Actin-MT interactions result in mutual sensing and remodeling
Magdalena Preciado López, Florian Huber
Collaborators: Gijsje Koenderink, Michel O. Steinmetz, Anna Akhmanova
The actin and microtubule (MT) cytoskeletons are key structural components that allow and coordinate rapid and sometimes drastic changes in cellular morphology, such as polarization, migration and cytokinesis. Up until now much attention has been focused on the independent functions and characteristics of these two elements; yet, the cooperative functioning of actin and microtubules is increasingly regarded as a central element for many cellular key processes including cell division, cell migration, and adhesion. Several specific actin-MT linker molecules have been discovered, but a detailed understanding of their effects on actin-MT co-organization remains elusive.
For a more profound and quantitative understanding of actin-MT crosstalk we developed a simple yet realistic reconstituted model system. MTs are grown from either stabilized seeds or centrosomes in the presence (or absence) of actin networks. Using fluorescence microscopy techniques such as TIRF, we are able to follow the dynamics of individual growing microtubules. To account for the diversity of cytoskeleton architectures we confront dynamic MTs with single actin filaments, loose actin networks, or rigid bundles. Coupling between the two cytoskeleton components is introduced in form of transient binding of growing MT plus ends to actin filaments using a actin-MT linker (similar in functionality to the protein MACF).

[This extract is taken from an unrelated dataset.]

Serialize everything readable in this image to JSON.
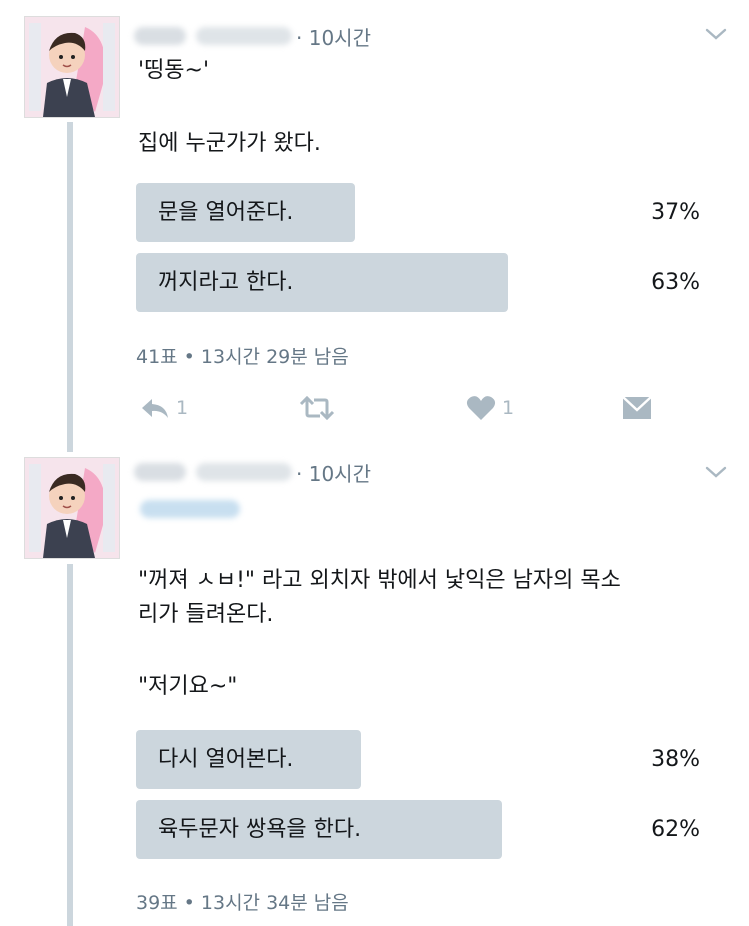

We find that the presence of an actin-MT linker allows growing microtubules to steer actin bundle formation and to transport actin filaments. In return, existing actin bundles can reliably capture and guide growing microtubules. Facing a wide spectrum of different geometrical and mechanical settings, the same dynamic actin-MT cross-linker thus can result in a rich repertoire of co-organizational effects, independent of biochemical regulation.